- Etymology: Milk of the divine Kamdhenu cow
- Nickname: Dhudmati

Location
- Country: Nepal and India
- Geographical: Mithila region
- District: Dhanusha, Mahottari and Madhubani

Basin features
- Cities: Kshireshwarnath, Janakpur

= Doodhmati =

River in Mithila

The Doodhmati (Maithili: दूधमती) is a river in the Indian subcontinent that flows on the plains of the Mithila region in Nepal. The origin of the Dudhmati river is at Arjawan village located in ward number 5 of the Kshireshwarnath Municipality in Nepal. It also flows through Janakpurdham. It is a sacred river and considered as Ganga in the city of Janakpur. It is a legendary heritage for Hindu adherents associated with Ramayana.

== Legends ==
According legends, Goddess Doodhmati is the personified form of the sacred river Doodhmati. She was one of the eight friends of the Goddess Sita in Mithila. Similarly in other legend, it is believed that a divine cow called Kamdhenu came to feed milk to Goddess Sita. Then this river was formed after the divine cow Kamdhenu poured milk from her breasts.

== Geography ==
The Doodhmati river originates at the villages of Arjawan and Sakhuwa in the ward number 5 of the Kshireshwarnath Municipality in the Mithila region of Nepal. It merges in the Bigghi river at Matihani in the Mahottari district near the Indo-Nepal International border. Later it becomes the part of the Dhouns River in India. Its total length is 46 kilometres. It is one of the oldest flowing river in the Mithila region of the Indian subcontinent.

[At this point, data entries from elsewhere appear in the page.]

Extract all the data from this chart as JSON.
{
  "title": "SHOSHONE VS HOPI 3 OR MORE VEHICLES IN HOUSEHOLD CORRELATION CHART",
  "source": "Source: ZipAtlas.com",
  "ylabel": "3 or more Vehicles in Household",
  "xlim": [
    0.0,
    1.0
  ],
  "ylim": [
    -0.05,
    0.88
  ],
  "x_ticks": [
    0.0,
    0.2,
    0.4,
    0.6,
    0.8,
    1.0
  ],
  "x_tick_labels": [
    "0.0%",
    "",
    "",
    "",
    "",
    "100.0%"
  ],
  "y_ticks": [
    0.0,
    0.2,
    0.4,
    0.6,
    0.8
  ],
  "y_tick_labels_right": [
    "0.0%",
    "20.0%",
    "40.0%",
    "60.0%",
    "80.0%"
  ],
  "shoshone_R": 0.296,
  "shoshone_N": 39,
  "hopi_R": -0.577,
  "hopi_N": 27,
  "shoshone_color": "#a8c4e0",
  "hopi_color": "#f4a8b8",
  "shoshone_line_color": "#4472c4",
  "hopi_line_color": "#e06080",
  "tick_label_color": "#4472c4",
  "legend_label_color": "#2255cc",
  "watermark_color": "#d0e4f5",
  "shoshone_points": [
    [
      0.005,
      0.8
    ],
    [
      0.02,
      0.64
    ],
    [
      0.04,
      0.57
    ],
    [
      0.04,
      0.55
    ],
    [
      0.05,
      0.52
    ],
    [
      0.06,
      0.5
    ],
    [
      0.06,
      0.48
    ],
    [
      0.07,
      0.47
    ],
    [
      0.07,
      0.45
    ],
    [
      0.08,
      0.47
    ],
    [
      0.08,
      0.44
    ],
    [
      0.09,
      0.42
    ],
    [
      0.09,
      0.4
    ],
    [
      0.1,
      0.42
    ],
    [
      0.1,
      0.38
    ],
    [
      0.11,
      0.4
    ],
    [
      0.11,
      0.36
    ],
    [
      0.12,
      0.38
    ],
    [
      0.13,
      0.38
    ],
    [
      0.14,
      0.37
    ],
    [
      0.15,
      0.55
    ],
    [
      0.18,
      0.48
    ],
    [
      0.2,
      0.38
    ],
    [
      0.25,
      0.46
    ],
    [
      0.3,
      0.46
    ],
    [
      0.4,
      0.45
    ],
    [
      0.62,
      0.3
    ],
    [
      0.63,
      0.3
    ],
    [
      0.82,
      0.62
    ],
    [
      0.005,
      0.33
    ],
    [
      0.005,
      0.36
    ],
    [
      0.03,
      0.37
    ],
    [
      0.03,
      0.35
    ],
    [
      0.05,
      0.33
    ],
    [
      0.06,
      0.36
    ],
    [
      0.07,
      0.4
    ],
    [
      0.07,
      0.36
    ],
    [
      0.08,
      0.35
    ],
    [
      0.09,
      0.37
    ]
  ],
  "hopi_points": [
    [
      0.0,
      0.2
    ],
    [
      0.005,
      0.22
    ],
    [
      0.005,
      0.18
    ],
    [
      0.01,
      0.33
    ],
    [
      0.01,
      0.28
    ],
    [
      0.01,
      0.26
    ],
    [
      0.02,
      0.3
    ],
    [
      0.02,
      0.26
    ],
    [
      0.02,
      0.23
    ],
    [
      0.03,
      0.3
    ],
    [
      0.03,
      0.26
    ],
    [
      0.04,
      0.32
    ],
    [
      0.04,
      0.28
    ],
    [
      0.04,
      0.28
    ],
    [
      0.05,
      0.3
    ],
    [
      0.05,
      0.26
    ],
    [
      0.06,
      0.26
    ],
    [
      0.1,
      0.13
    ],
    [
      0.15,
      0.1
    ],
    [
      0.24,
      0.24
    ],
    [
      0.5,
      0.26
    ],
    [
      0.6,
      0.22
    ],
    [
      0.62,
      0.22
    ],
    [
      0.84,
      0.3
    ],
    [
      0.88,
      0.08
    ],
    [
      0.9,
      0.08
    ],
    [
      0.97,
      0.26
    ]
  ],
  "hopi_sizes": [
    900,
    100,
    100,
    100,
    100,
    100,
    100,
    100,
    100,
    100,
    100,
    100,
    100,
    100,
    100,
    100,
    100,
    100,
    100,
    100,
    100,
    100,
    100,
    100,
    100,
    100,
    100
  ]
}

== Religious significance ==
The Doodhmati is a sacred river in the Mithila region. In Hinduism, it is considered as an important place for sacred bathing, performing rituals for gods and ancestors. In Janakpurdham, Doodhmati Aarti is held at Basavitti during the Navami of Vaishakh. Similarly, the Vishwa Hindu Parishad performs special Aarti twice a month at Dudhmati, on the full moon and new moon days. Its sacred water is also used for performing Jalabhisheka on different shivlings of the Shiva temples in the region during the Sawan Sombari festival. During the festival, devotees carry the sacred water from the river and perform Jalabhisheka on the shivlings of Jaleshwar Nath Mahadev Mandir, Valmikeshwar Nath Mahadev Mandir and some other Shiva temples in the Mithila region.

The sacred water of the river was also sent to Ayodhya in India, during the Prana Pratishta ceremony of the Ram Mandir, for performing Jalabhisheka to the idol of Lord Rama in the temple.